Teri Frame is an assistant Professor of Ceramics at the University of Wisconsin-Whitewater with an MFA from Pennsylvania State. She has completed art residencies at the MacDowell Colony, the Australian National University, and The Museum of Outdoor Arts to name just a few. Last Thursday she put on a performance at the Alexandre Hogue Gallery in Phillips Hall to celebrate the opening of a series of her work in the gallery.
The performance opened with Frame putting on a mask made of grey clay. She was seated at a desk facing the audience and had a mirror in front of her. She then began taking strips of clay and adding them to her mask, starting with the nose. She continued adding clay, working it into position, and smoothing it out. She was clearly trying to transform the mask into something else but was not yet certain what it was going to be.
The nose got longer and thinner and she began working on other features of the mask. Throughout the performance she seemed to lead the audience to think she was going one way only to change some small aspect and make the mask look completely different. At times it appears almost as a rabbit, or a fox, or a horse.

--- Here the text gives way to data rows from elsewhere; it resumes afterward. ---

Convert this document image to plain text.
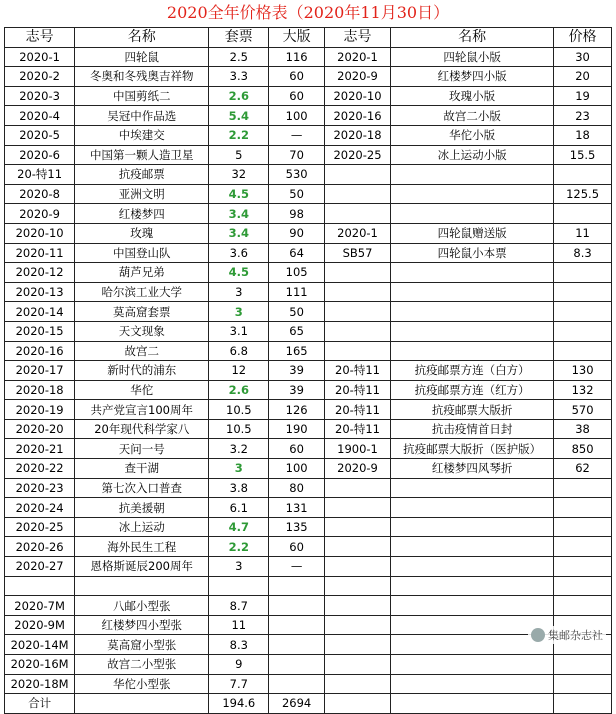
2020全年价格表（2020年11月30日）
志号	名称	套票	大版	志号	名称	价格
2020-1	四轮鼠	2.5	116	2020-1	四轮鼠小版	30
2020-2	冬奥和冬残奥吉祥物	3.3	60	2020-9	红楼梦四小版	20
2020-3	中国剪纸二	2.6	60	2020-10	玫瑰小版	19
2020-4	吴冠中作品选	5.4	100	2020-16	故宫二小版	23
2020-5	中埃建交	2.2	—	2020-18	华佗小版	18
2020-6	中国第一颗人造卫星	5	70	2020-25	冰上运动小版	15.5
20-特11	抗疫邮票	32	530			
2020-8	亚洲文明	4.5	50			125.5
2020-9	红楼梦四	3.4	98			
2020-10	玫瑰	3.4	90	2020-1	四轮鼠赠送版	11
2020-11	中国登山队	3.6	64	SB57	四轮鼠小本票	8.3
2020-12	葫芦兄弟	4.5	105			
2020-13	哈尔滨工业大学	3	111			
2020-14	莫高窟套票	3	50			
2020-15	天文现象	3.1	65			
2020-16	故宫二	6.8	165			
2020-17	新时代的浦东	12	39	20-特11	抗疫邮票方连（白方）	130
2020-18	华佗	2.6	39	20-特11	抗疫邮票方连（红方）	132
2020-19	共产党宣言100周年	10.5	126	20-特11	抗疫邮票大版折	570
2020-20	20年现代科学家八	10.5	190	20-特11	抗击疫情首日封	38
2020-21	天问一号	3.2	60	1900-1	抗疫邮票大版折（医护版）	850
2020-22	查干湖	3	100	2020-9	红楼梦四风琴折	62
2020-23	第七次入口普查	3.8	80			
2020-24	抗美援朝	6.1	131			
2020-25	冰上运动	4.7	135			
2020-26	海外民生工程	2.2	60			
2020-27	恩格斯诞辰200周年	3	—			

2020-7M	八邮小型张	8.7				
2020-9M	红楼梦四小型张	11				
2020-14M	莫高窟小型张	8.3				
2020-16M	故宫二小型张	9				
2020-18M	华佗小型张	7.7				
合计		194.6	2694			
集邮杂志社
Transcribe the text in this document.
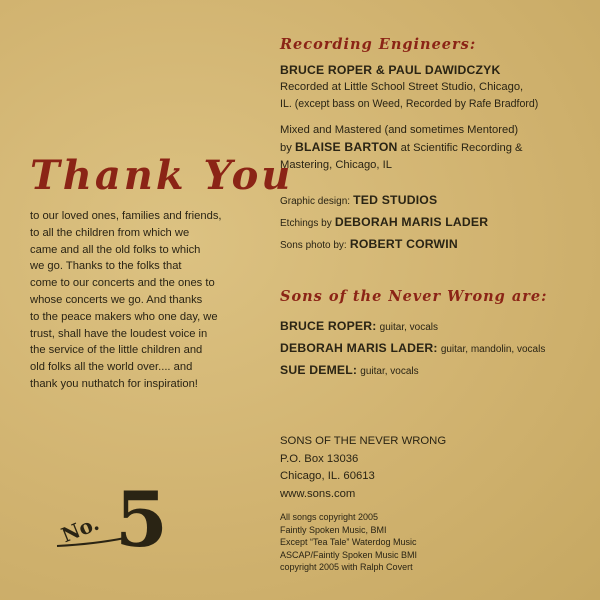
Thank You

to our loved ones, families and friends,

to all the children from which we

came and all the old folks to which

we go. Thanks to the folks that

come to our concerts and the ones to

whose concerts we go. And thanks

to the peace makers who one day, we

trust, shall have the loudest voice in

the service of the little children and

old folks all the world over.... and

thank you nuthatch for inspiration!

No. 5
Recording Engineers:
BRUCE ROPER & PAUL DAWIDCZYK
Recorded at Little School Street Studio, Chicago,
IL. (except bass on Weed, Recorded by Rafe Bradford)
Mixed and Mastered (and sometimes Mentored)
by BLAISE BARTON at Scientific Recording &
Mastering, Chicago, IL
Graphic design: TED STUDIOS
Etchings by DEBORAH MARIS LADER
Sons photo by: ROBERT CORWIN
Sons of the Never Wrong are:
BRUCE ROPER: guitar, vocals
DEBORAH MARIS LADER: guitar, mandolin, vocals
SUE DEMEL: guitar, vocals
SONS OF THE NEVER WRONG
P.O. Box 13036
Chicago, IL. 60613
www.sons.com
All songs copyright 2005
Faintly Spoken Music, BMI
Except “Tea Tale” Waterdog Music
ASCAP/Faintly Spoken Music BMI
copyright 2005 with Ralph Covert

She seemed to finally settle on a dog with a long snout and floppy ears. She was beginning to add some finishing touches, smoothing areas and adding features, when something seemed to change. Up until this point her movements seemed graceful and controlled but very suddenly they became violent. She began slicing off large chunks of clay and reshaping what was left into something completely different. Very quickly the mask became more monstrous.
When she was finally done the mask was a beast, with a gaping jaw and large fangs. She looked at the final work in the mirror and, seemingly finished, took off the mask and let it smash into the table.
Ceramics is not often thought of as a performance art, but Frame is able to make the act of working with clay something to be seen. Both her stage presence and technical skill make her a perfect candidate combining for these usually separate mediums. There were a few hiccups with the merging of these two forms. Namely, at the end of the performance I felt like it had been rushed, like it hadn’t actually gotten to the place it was supposed to. Frame too seems a bit frustrated with the performance, although it was hard to tell where the actor ended and the artist began.
Clay is a medium that often requires a level of concentration and perfection that can take a large amount of time. Performance, on the other hand, is by definition time limited. I feel as if the project was a bit too large for its 45 minute length. I do not see this problem as stemming from a lack of skill, but from a clashing of the two mediums Frame combines. A video of the performance, along with other pieces of her work, will be on display at the Alexandre Hogue Gallery until October 27th. If you have any interest in ceramic or performance art it will definitely be intriguing.